Of course, wireless will also support our safe re-entry into stadiums, offices, schools and public spaces. For example, in airports, things like thermal sensors, smart helmets and robots are now prevalent to detect people who exhibit signs of the virus (such as a high body temperature).


But wireless connectivity will be about much more than monitoring for high temperatures and social distancing. It will involve mobile apps that run in the background to gather data, sensors that gauge air quality and communicate with HVAC systems or track-and-trace systems to keep e-commerce in full operation.


Now that we’ve moved in this direction—and stayed here for so long—there’s no going back. People who came to rely on these new levels of connectivity and remote service will expect them this year, next year and beyond.


If children were learning in virtual classrooms last year, why wouldn’t they continue if they choose to do so? If doctors were able to see patients for express care, why wouldn’t they continue to expect that level of convenience in the future? If workers proved to employers that they could be as productive—if not more so—at home, then why wouldn’t some employees choose to continue down that path?

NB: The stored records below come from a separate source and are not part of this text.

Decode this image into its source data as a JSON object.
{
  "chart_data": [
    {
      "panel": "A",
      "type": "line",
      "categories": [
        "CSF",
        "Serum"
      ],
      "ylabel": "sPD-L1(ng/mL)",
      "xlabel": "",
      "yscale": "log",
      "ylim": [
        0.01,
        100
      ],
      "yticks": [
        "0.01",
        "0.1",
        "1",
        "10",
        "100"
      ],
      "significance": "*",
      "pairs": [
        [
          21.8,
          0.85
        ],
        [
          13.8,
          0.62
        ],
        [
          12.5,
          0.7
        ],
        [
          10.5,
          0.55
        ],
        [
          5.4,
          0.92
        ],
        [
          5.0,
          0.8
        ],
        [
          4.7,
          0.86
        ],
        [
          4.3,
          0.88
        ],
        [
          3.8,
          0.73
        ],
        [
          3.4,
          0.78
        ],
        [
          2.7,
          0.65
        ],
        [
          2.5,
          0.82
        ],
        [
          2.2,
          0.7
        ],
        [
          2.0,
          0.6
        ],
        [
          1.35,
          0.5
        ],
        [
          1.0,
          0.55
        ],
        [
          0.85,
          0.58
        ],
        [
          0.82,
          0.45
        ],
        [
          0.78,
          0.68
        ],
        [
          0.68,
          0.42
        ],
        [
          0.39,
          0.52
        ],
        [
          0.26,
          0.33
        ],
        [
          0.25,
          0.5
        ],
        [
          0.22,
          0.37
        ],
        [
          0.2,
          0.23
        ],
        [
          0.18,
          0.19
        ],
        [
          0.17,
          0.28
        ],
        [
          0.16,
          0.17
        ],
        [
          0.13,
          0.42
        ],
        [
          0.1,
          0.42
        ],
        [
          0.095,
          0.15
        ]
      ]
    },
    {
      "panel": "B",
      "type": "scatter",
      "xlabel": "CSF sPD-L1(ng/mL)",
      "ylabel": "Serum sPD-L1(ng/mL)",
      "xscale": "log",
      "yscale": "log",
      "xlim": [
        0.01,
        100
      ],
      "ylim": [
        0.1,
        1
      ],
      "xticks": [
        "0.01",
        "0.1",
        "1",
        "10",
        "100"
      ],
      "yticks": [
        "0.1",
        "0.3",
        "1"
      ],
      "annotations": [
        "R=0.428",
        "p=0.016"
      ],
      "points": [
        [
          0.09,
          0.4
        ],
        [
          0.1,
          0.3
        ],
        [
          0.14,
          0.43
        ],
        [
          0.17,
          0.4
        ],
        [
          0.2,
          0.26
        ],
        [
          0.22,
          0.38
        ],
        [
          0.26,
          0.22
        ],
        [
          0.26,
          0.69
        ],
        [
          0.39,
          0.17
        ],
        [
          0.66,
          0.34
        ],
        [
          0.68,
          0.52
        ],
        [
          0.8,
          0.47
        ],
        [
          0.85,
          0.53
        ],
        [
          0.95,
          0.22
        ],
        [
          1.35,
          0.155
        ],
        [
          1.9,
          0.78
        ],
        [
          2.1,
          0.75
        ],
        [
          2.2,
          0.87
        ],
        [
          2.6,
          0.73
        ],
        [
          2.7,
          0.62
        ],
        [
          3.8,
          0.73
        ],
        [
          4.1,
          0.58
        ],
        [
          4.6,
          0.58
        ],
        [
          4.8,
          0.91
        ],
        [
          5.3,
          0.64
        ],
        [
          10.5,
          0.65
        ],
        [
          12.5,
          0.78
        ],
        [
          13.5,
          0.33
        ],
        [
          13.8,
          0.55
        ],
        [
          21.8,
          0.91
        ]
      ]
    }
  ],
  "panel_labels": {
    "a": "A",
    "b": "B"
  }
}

We’ve learned the value of being able to continuously collect information and share it with remote data centers to significantly improve efficiency and support better decision-making.


Cable: The Wireless Lifeline


With everything going around the world—and the rate of wireless technology change—the last thing some people want to talk or think about is cabling. It’s more fun to think about emerging tech. But the key to making this technology work? It’s cable! So while it may not be sexy, it’s technology lifeline.


We call it layer 0: cable and connectivity. A well-designed, properly installed layer 0 can:


  • Decrease signal loss
  • Optimize network performance
  • Simplify network maintenance
  • Support faster, easier moves, adds and changes
  • Support increasing technology and bandwidth demands


The innovations we described above require higher amounts of bandwidth and information capacity, which can only be supported with high-performance cable and connectivity, such as singlemode fiber (OS2), multimode fiber (OM4) cable and Category 6A solutions.


As reliance on wireless connectivity increases, outdated cabling infrastructure will become a bigger issue as it causes network slowdowns, dropped connections and bottlenecks.


Belden has developed new fiber and Category 6A solutions that help create a robust, reliable and high-performance infrastructure—without compromising on performance or ease of use. Remember: The technology you deploy can only be as good as the cables and connectivity that support it.